If there is interest in supporting other git hosting platforms for nf-core download, we could look into that. For example, trying to fetch the zip file and falling back to a git clone (and rm -rf .git?) if the download fails. That could also be a feasible solution for this issue, if we can assume that the user already has access to the private git repo configured locally.

MatthiasZepper commented 4 months ago

If there is interest in supporting other git hosting platforms for nf-core download, we could look into that.

I hate to be a spoilsport, but my personal interest in looking into that is relatively low and since I was virtually the only one writing code for nf-core download in the past ~2 years, I don't see how this would materialize soon.

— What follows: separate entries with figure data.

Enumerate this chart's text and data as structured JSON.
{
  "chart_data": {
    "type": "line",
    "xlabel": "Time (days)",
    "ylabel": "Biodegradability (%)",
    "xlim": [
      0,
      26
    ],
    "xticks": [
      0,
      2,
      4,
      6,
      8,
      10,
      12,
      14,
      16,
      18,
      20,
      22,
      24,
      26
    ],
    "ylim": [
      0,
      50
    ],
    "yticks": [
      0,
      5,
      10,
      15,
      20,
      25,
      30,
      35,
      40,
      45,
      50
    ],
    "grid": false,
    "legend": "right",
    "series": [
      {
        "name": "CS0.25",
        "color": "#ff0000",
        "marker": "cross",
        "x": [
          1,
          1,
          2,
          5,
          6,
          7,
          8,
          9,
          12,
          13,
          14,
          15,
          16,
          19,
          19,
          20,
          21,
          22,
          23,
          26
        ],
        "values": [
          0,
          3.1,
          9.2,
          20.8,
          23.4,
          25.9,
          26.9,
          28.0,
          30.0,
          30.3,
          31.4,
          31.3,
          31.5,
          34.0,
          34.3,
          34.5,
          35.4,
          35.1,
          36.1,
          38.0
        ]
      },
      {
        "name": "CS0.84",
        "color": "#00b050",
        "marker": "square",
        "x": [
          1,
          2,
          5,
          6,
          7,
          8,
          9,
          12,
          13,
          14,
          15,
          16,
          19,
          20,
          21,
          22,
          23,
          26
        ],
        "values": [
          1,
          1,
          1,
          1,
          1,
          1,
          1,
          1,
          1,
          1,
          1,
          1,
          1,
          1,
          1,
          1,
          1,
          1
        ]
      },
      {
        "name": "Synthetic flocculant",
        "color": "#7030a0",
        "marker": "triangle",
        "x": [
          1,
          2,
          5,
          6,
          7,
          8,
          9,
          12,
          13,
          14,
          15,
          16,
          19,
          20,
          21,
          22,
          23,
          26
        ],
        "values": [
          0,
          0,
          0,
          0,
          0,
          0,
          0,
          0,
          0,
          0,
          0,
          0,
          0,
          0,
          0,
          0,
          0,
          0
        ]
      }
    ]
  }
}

All nf-core pipelines are on GitHub. Ensuring that they download correctly, including the containers, is already a cat-and-mouse game and even harder, if there is absolutely no standardization or uniformity in how the pipeline is built. Here be dragons is the level of liability I am willing to assume for anything that happens outside of nf-core. I shrug, if somebody tries downloading a non-nf-core pipeline and then complains about inappropriate defaults (#2892), but I fear more of those issues will pop up, if we open the floodgates a little wider by supporting additional git hosting platforms.

That being said, nf-core download is in dire need of a full rewrite, so if you, @stevekm, feel like getting invested into that, I am happy to provide guidance, review PRs and help out.

The coarse roadmap is, that downloading pipelines and associated containers should become separate functions #2408. The pipeline download would then be harmonized to use only the WorkflowRepo class, which increases the flexibility to support other Git hosting platforms as well as private and local repos (#2406/#2407). Tidying up the superclass SyncedRepo (#2940) is a paramount prerequisite to handle this reliably and cleanly with as little code duplication as possible. Once this is done, both the classic and the --platform downloads will in the background be channeled through this class. Instead of downloading the zip files of the releases, the repo will be checkout out for each revision into a temporary folder and after performing the config edits copied to the output directory.

Getting the separate container download to work will be more difficult, because a WorkflowRepo obviously contains all revisions and commits, but the information, which of them are relevant, is not readily available anymore. At the moment, the script downloads all container images that it can find in the specified revisions, so regardless of the chosen parameters, the image will be available. nextflow inspect, in contrast, requires all the configs and parameters to run. If you download n revisions of a pipeline, you might need to provide n revision-specific param files because of changing parameters. Because of this complexity, I am inclined to preserve the current functionality as a fallback option (but move the code over to the new CLI subcommand). In either way, we need to look into supporting Docker images (#2309), improving Singularity/Apptainer support (#1320, #2020,#2357), making it to play nicely with the new Wave community registry.

All of this would be nice to have, but I basically only get round to develop features that we as a facility need to have for our egoistic purposes (#2938). Anything that we will never use ourselves unfortunately has a relatively low priority. Writing a pipeline might at least result in a paper and a few citations ✌😏.